Tammy King agrees: “When we started the module, I met different people and it has been a really good experience. It helped me to identify the skills I have and what I need to improve.”

Industry experts

Students complete the School of Sport, Performing Arts and Leisure module in their final semester at Wolverhampton. Delivered by industry experts, the module is designed to provide students with key employability skills for the world of work.

Working in teams towards creating ‘a happening’, students are encouraged to think freely about the aims of the project and their individual needs in terms of professional and personal development.

Professional musician and education consultant John Hart delivers the module alongside Head of Music, Kevin Stannard. Kevin explains they wanted the module to be a ‘live’ module, and to be community and industry facing, and with 24 years experience in the industry, John is well placed to advise and guide students hoping to carve their own career in this competitive business.

John says: “The module used to be about putting on an event but a lot of students had experience of that so it wasn’t challenging enough. Now they are challenged to develop the skills they are weaker at and encouraged to move out of their comfort zone. They identify their skills gaps and use the opportunity to develop these areas.

“Importantly they are assessed on the journey of the module – they set their own aims and assess how they have done against those aims. In the creative industries it is ok to fail, so the module allows them to develop by getting things wrong. They may also come up against conflict within their teams, which prepares them for the outside world.”

Make it happen

The groups have used the opportunity to host a live music quiz, where their band plays live music and people have to ‘name that tune’, created music for visuals such as adverts, a ‘dry run’ of a business idea and produced a daytime event featuring art and music in realtime.

Meanwhile some groups have put together workshops to go into schools and care homes, enabling them to interact with the community.

One such group is Music Mix, who went into a care home for elderly people and people with learning disabilities in Wednesbury in the West Midlands to deliver a performance and music workshop.

Student Jon Green explains: “I worked in a care home for two years and was asked to play a lot of music, and I realised there was a need for people to do workshops and get involved in interactive projects.

“We can sense that it means a lot to residents to have someone spend quality time with them.

“As a mature student, I’ve had a lot of jobs and finishing University I wanted to have a better job than I have had before. The module helps you to develop entrepreneurial skills that are really important in this industry. There are not many jobs so we have to carve out a niche for ourselves, and I feel confident that I can succeed when I graduate.”

Marie Kristin Dale adds: “The happening was good but that wasn’t the point, it is about the process we have been through. I’ve got to know myself and it has been one of my favourite modules.”

Eye-opening

It has also been an eye-opening experience for group member Celine Simers, who says: “It made me realise what being a musician involves. It doesn’t involve me standing on a stage or writing a song. I really needed to realise that. I remember the first three or four lessons – my heart was pounding and I was really excited.”

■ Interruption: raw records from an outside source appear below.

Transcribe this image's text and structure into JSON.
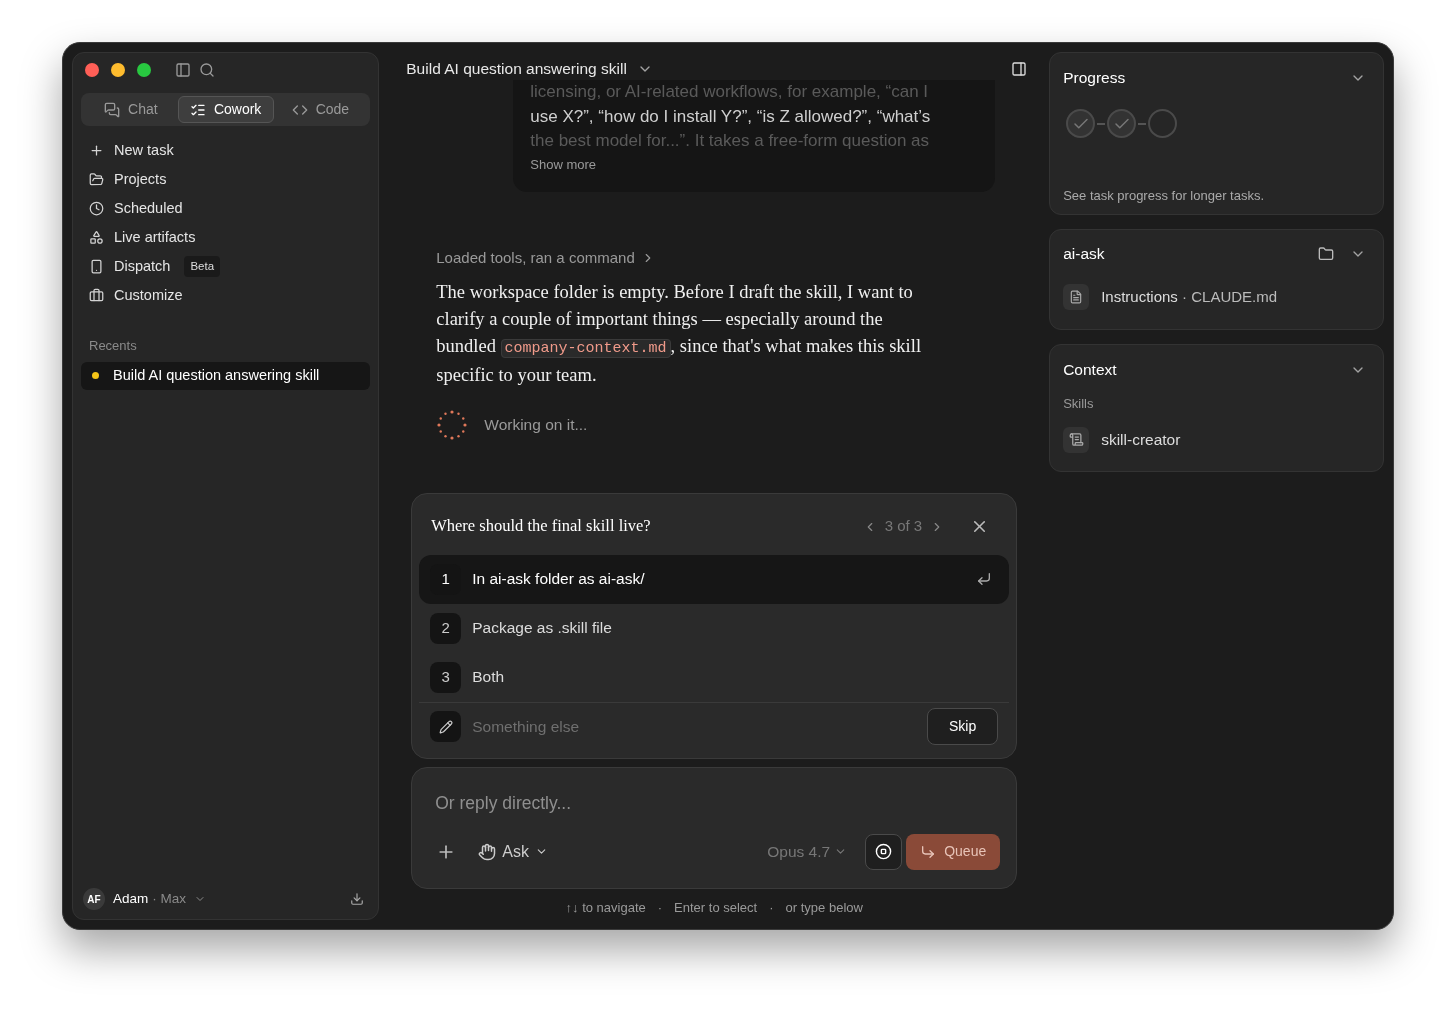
{
  "sidebar": {
    "modes": [
      {
        "label": "Chat",
        "selected": false
      },
      {
        "label": "Cowork",
        "selected": true
      },
      {
        "label": "Code",
        "selected": false
      }
    ],
    "nav": [
      {
        "label": "New task"
      },
      {
        "label": "Projects"
      },
      {
        "label": "Scheduled"
      },
      {
        "label": "Live artifacts"
      },
      {
        "label": "Dispatch",
        "badge": "Beta"
      },
      {
        "label": "Customize"
      }
    ],
    "recents_heading": "Recents",
    "recents": [
      {
        "label": "Build AI question answering skill",
        "selected": true,
        "color": "#f5c518"
      }
    ],
    "user": {
      "initials": "AF",
      "name": "Adam",
      "plan": "Max",
      "separator": "·"
    }
  },
  "header": {
    "title": "Build AI question answering skill"
  },
  "user_message": {
    "lines": [
      "licensing, or AI-related workflows, for example, “can I",
      "use X?”, “how do I install Y?”, “is Z allowed?”, “what’s",
      "the best model for...”. It takes a free-form question as"
    ],
    "show_more": "Show more"
  },
  "tool_summary": "Loaded tools, ran a command",
  "reply": {
    "before": "The workspace folder is empty. Before I draft the skill, I want to clarify a couple of important things — especially around the bundled",
    "code": "company-context.md",
    "after": ", since that's what makes this skill specific to your team."
  },
  "status": "Working on it...",
  "question": {
    "text": "Where should the final skill live?",
    "pager": "3 of 3",
    "options": [
      {
        "number": "1",
        "label": "In ai-ask folder as ai-ask/",
        "selected": true
      },
      {
        "number": "2",
        "label": "Package as .skill file",
        "selected": false
      },
      {
        "number": "3",
        "label": "Both",
        "selected": false
      }
    ],
    "other_placeholder": "Something else",
    "skip": "Skip"
  },
  "composer": {
    "placeholder": "Or reply directly...",
    "mode": "Ask",
    "model": "Opus 4.7",
    "queue": "Queue"
  },
  "hints": {
    "items": [
      "↑↓ to navigate",
      "Enter to select",
      "or type below"
    ],
    "separator": "·"
  },
  "panels": {
    "progress": {
      "title": "Progress",
      "steps": [
        {
          "done": true
        },
        {
          "done": true
        },
        {
          "done": false
        }
      ],
      "caption": "See task progress for longer tasks."
    },
    "folder": {
      "title": "ai-ask",
      "file": "Instructions",
      "separator": "·",
      "file_name": "CLAUDE.md"
    },
    "context": {
      "title": "Context",
      "heading": "Skills",
      "items": [
        "skill-creator"
      ]
    }
  }
}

And this is really the point of the module, as Associate Dean of Research and Enterprise in the School of Sport, Performing Arts and Leisure, Karen Bill, explains: “The intention is that the School’s new curriculum will enhance the employability of our graduates, fostering enthusiasm for, and expertise in, enterprise and entrepreneurship. These music students and the Employability and Enterprise in Music module are such a great example of this.”

The students have faced numerous obstacles along the way, reflecting what they could encounter in the real world, and have no doubt learned a lot about themselves, their peers and the industry they plan to enter.

For John Hart, their enthusiasm, dedication and creativity has been inspirational. “I’ve been impressed by their ideas. They have taken on the challenge. It would have been quite easy to take the easy route through this but they have pushed themselves to do things they wouldn’t normally do.”